Place flour on a plate or surface and dredge both sides of the chicken in it. Set chicken aside.
Whisk together 1 tbsp tomato paste and ⅓ cup water in a small bowl. Peel lemon, remove the seeds and chop into small pieces. Set aside.
Heat olive oil in a large skillet over medium heat. Add the chicken and cook, turning once, until browned on both sides. Transfer to a plate.
In skillet, add 1/2 cup diced sopressata (an Italian Pork Sausage) or salami. Cook, until browned. Then, stir in the tomato paste mixture and the chopped lemon.
Return the chicken to the pan, cover and cook, turning once, until the sauce has thickened, 5-7 minutes.
This recipe pairs is perfect over pasta with some some sautéed rapini.
Big thanks to everyone who has sent me private messages after listening to Episode 008: Diabetes & Surgery to see how Rob is doing.
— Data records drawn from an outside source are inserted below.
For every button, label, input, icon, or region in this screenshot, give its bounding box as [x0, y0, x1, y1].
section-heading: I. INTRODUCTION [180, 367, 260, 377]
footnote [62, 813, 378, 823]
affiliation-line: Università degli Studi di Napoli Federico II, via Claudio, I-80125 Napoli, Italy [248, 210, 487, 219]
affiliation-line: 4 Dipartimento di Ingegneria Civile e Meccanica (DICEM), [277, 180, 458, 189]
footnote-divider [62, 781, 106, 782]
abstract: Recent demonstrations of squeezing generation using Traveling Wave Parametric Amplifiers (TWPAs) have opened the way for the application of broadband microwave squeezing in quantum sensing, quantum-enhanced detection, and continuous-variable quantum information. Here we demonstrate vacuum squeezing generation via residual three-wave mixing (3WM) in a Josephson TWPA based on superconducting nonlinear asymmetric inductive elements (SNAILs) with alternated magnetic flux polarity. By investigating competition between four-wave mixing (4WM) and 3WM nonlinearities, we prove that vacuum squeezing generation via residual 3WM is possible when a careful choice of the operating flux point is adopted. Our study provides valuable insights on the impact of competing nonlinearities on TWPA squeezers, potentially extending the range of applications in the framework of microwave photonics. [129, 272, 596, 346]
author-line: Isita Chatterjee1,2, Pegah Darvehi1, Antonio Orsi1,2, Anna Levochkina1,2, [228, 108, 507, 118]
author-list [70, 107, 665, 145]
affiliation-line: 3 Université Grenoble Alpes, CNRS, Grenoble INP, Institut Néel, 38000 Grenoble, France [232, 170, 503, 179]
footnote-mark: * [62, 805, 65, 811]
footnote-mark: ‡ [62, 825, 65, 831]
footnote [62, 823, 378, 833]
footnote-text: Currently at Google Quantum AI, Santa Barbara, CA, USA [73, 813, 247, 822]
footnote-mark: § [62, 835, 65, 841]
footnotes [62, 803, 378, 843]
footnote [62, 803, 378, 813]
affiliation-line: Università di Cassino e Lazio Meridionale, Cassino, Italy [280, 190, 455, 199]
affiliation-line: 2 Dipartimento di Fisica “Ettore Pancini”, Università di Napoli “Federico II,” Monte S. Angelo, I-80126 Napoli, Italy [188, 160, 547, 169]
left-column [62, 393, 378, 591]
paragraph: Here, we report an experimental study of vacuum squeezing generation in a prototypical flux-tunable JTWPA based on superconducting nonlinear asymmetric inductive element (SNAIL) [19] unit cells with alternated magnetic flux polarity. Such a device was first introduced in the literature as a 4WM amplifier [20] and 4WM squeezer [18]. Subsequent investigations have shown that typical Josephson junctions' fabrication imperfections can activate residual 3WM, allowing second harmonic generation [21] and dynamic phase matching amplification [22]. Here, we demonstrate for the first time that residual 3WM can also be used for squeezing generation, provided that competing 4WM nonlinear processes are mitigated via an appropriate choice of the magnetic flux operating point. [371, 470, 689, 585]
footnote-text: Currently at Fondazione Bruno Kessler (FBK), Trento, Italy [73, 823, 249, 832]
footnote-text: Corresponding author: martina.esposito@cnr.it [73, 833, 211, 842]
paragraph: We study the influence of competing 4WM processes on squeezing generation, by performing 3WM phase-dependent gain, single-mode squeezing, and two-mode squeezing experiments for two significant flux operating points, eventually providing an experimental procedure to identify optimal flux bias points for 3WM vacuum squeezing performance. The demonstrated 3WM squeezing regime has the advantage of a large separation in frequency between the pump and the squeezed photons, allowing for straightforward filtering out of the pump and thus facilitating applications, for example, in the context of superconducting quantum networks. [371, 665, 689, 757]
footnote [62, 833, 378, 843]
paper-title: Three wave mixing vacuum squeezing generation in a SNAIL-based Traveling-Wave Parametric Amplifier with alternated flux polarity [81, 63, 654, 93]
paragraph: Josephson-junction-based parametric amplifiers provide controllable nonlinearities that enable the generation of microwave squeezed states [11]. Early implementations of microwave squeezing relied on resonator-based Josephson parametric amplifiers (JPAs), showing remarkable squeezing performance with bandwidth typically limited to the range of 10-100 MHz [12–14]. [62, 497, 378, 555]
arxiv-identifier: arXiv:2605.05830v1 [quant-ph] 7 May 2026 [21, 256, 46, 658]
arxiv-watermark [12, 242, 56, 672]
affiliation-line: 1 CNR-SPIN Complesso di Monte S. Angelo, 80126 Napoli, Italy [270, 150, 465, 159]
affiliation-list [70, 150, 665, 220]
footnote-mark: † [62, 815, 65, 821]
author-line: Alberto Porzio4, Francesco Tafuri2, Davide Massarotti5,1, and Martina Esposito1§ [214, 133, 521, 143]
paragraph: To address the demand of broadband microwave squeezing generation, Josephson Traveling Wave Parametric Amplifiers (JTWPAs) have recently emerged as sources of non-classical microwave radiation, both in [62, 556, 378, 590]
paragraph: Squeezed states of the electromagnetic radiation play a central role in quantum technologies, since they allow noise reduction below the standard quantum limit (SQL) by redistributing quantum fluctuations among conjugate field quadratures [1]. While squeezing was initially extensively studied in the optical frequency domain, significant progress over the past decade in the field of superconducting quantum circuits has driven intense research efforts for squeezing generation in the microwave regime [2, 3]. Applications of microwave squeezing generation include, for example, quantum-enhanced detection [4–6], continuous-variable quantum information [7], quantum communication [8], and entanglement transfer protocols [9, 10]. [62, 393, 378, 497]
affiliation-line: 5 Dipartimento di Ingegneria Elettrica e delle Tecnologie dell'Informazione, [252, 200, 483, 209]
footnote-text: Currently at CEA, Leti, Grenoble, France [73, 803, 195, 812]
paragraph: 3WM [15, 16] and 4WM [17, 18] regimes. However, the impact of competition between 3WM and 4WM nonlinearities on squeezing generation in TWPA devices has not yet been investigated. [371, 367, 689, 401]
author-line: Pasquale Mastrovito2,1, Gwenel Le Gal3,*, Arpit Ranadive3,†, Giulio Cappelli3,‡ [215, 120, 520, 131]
Well, Rob has returned to work, he’s doing extremely well and for the first time in 12 years, he’s breathing normally! Yeah!
ALSO thanks so much for the sincere well-wishes you’ve all given me as I head back to school. It’s pretty intense (this term I’m working on chemistry and statistics!) so don’t be alarmed I go a bit off-schedule with this podcast as I adjust to being a student; I have the new joy of lots of homework and I don’t want to jeopardize the quality of this production.